Jennifer King - Analyst
Great. Thanks.
Daniel Lee - CFO
Thank you.
Operator
(Operator Instructions). Pranab Sarmah, AM Capital.
Pranab Sarmah - Analyst
Hi. Thank you for taking my question. My first question is your convertible bond payment. I guess it's due on March 15. Are you going to pay this one, or are you going to issue a new bond against this convertible bond?
Daniel Lee - CFO
Yes, thank you for the question. Regarding the convertible bond, first of all, it really depends on the capital market condition. If the capital market is to our favor and if we have the right cash flow for each quarter, then we'll try to repurchase as much CB as possible. So whatever that's left, we're going to try the other many alternatives. For example, we can try to renew it or we can issue new bond or some other type of financing to satisfy the rest of the CB.

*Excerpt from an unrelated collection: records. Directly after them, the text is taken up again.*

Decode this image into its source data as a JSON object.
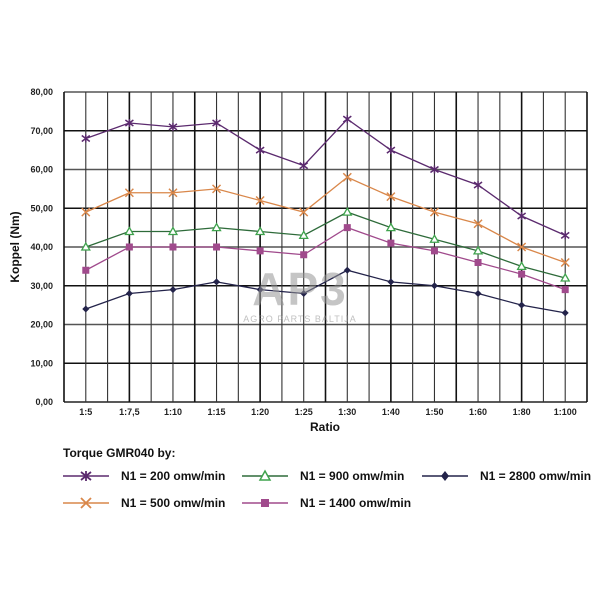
{
  "chart_data": {
    "type": "line",
    "title": "Torque GMR040 by:",
    "xlabel": "Ratio",
    "ylabel": "Koppel (Nm)",
    "ylim": [
      0,
      80
    ],
    "yticks": [
      "0,00",
      "10,00",
      "20,00",
      "30,00",
      "40,00",
      "50,00",
      "60,00",
      "70,00",
      "80,00"
    ],
    "grid": true,
    "legend_position": "bottom",
    "categories": [
      "1:5",
      "1:7,5",
      "1:10",
      "1:15",
      "1:20",
      "1:25",
      "1:30",
      "1:40",
      "1:50",
      "1:60",
      "1:80",
      "1:100"
    ],
    "series": [
      {
        "name": "N1 = 200 omw/min",
        "color": "#5b2a6e",
        "marker": "star",
        "values": [
          68,
          72,
          71,
          72,
          65,
          61,
          73,
          65,
          60,
          56,
          48,
          43
        ]
      },
      {
        "name": "N1 = 500 omw/min",
        "color": "#d9874a",
        "marker": "x",
        "values": [
          49,
          54,
          54,
          55,
          52,
          49,
          58,
          53,
          49,
          46,
          40,
          36
        ]
      },
      {
        "name": "N1 = 900 omw/min",
        "color": "#2e6b3a",
        "marker": "triangle",
        "values": [
          40,
          44,
          44,
          45,
          44,
          43,
          49,
          45,
          42,
          39,
          35,
          32
        ]
      },
      {
        "name": "N1 = 1400 omw/min",
        "color": "#a04a8c",
        "marker": "square",
        "values": [
          34,
          40,
          40,
          40,
          39,
          38,
          45,
          41,
          39,
          36,
          33,
          29
        ]
      },
      {
        "name": "N1 = 2800 omw/min",
        "color": "#23234a",
        "marker": "diamond",
        "values": [
          24,
          28,
          29,
          31,
          29,
          28,
          34,
          31,
          30,
          28,
          25,
          23
        ]
      }
    ]
  },
  "legend": {
    "title": "Torque GMR040 by:",
    "items": [
      {
        "label": "N1 = 200 omw/min"
      },
      {
        "label": "N1 = 900 omw/min"
      },
      {
        "label": "N1 = 2800 omw/min"
      },
      {
        "label": "N1 = 500 omw/min"
      },
      {
        "label": "N1 = 1400 omw/min"
      }
    ]
  },
  "watermark": {
    "logo": "AP3",
    "text": "AGRO PARTS BALTIJA"
  }
}
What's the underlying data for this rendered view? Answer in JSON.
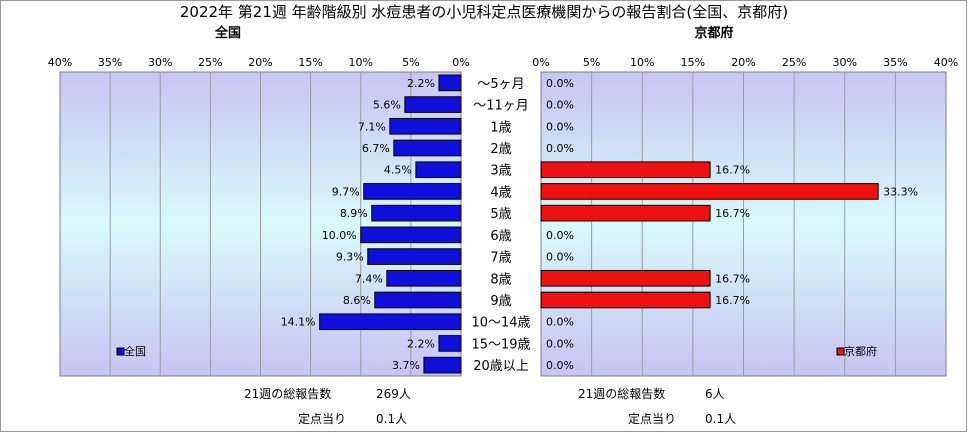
{
  "chart_data": {
    "type": "bar",
    "title": "2022年 第21週 年齢階級別 水痘患者の小児科定点医療機関からの報告割合(全国、京都府)",
    "categories": [
      "～5ヶ月",
      "～11ヶ月",
      "1歳",
      "2歳",
      "3歳",
      "4歳",
      "5歳",
      "6歳",
      "7歳",
      "8歳",
      "9歳",
      "10～14歳",
      "15～19歳",
      "20歳以上"
    ],
    "xlim": [
      0,
      40
    ],
    "tick_labels": [
      "0%",
      "5%",
      "10%",
      "15%",
      "20%",
      "25%",
      "30%",
      "35%",
      "40%"
    ],
    "grid": true,
    "panels": [
      {
        "title": "全国",
        "direction": "left",
        "series_name": "全国",
        "legend": "bottom-left",
        "bar_color": "#1010dd",
        "values": [
          2.2,
          5.6,
          7.1,
          6.7,
          4.5,
          9.7,
          8.9,
          10.0,
          9.3,
          7.4,
          8.6,
          14.1,
          2.2,
          3.7
        ],
        "value_labels": [
          "2.2%",
          "5.6%",
          "7.1%",
          "6.7%",
          "4.5%",
          "9.7%",
          "8.9%",
          "10.0%",
          "9.3%",
          "7.4%",
          "8.6%",
          "14.1%",
          "2.2%",
          "3.7%"
        ],
        "total_label": "21週の総報告数",
        "total_value": "269人",
        "per_site_label": "定点当り",
        "per_site_value": "0.1人"
      },
      {
        "title": "京都府",
        "direction": "right",
        "series_name": "京都府",
        "legend": "bottom-right",
        "bar_color": "#ee1111",
        "values": [
          0.0,
          0.0,
          0.0,
          0.0,
          16.7,
          33.3,
          16.7,
          0.0,
          0.0,
          16.7,
          16.7,
          0.0,
          0.0,
          0.0
        ],
        "value_labels": [
          "0.0%",
          "0.0%",
          "0.0%",
          "0.0%",
          "16.7%",
          "33.3%",
          "16.7%",
          "0.0%",
          "0.0%",
          "16.7%",
          "16.7%",
          "0.0%",
          "0.0%",
          "0.0%"
        ],
        "total_label": "21週の総報告数",
        "total_value": "6人",
        "per_site_label": "定点当り",
        "per_site_value": "0.1人"
      }
    ]
  }
}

Does that answer your question?
Pranab Sarmah - Analyst
Yes, that answered my question. The second question is on your first-quarter guidance. You are talking about declining revenue but improving gross margin. Could you elaborate a little bit on your ASP outlook on Q1 and why you think that your margins will improve on Q1 [over] Q4?
Daniel Lee - CFO
Okay. First of all, we hope that in Q1 the foreign currency won't be as volatile as Q4. We feel that the currency probably will bottom out sometime in Q1. And also, we intend to sell at least one of our downstream projects in Q1, so that can give us a boost in the gross margins. And of course, every quarter, we're in the process of reducing cost. So every quarter we expect to reduce the cost of -- manufacturing cost by $0.01 to $0.02 per watt.
Pranab Sarmah - Analyst
What's the module ASP we're expecting on Q1, ASP for the modules?
Xianshou Li - CEO
(Spoken in Chinese).
Juliet Yang - Senior IR Manager
Yes. So, for now, Mr. Li says the ASP quarter over quarter in Q1 will decrease slightly.
Pranab Sarmah - Analyst
Okay. Thank you. Good luck.
Juliet Yang - Senior IR Manager
Thank you.
Operator
Thank you. Ladies and gentlemen, that does conclude our conference for today. Thank you for participating. You may all disconnect.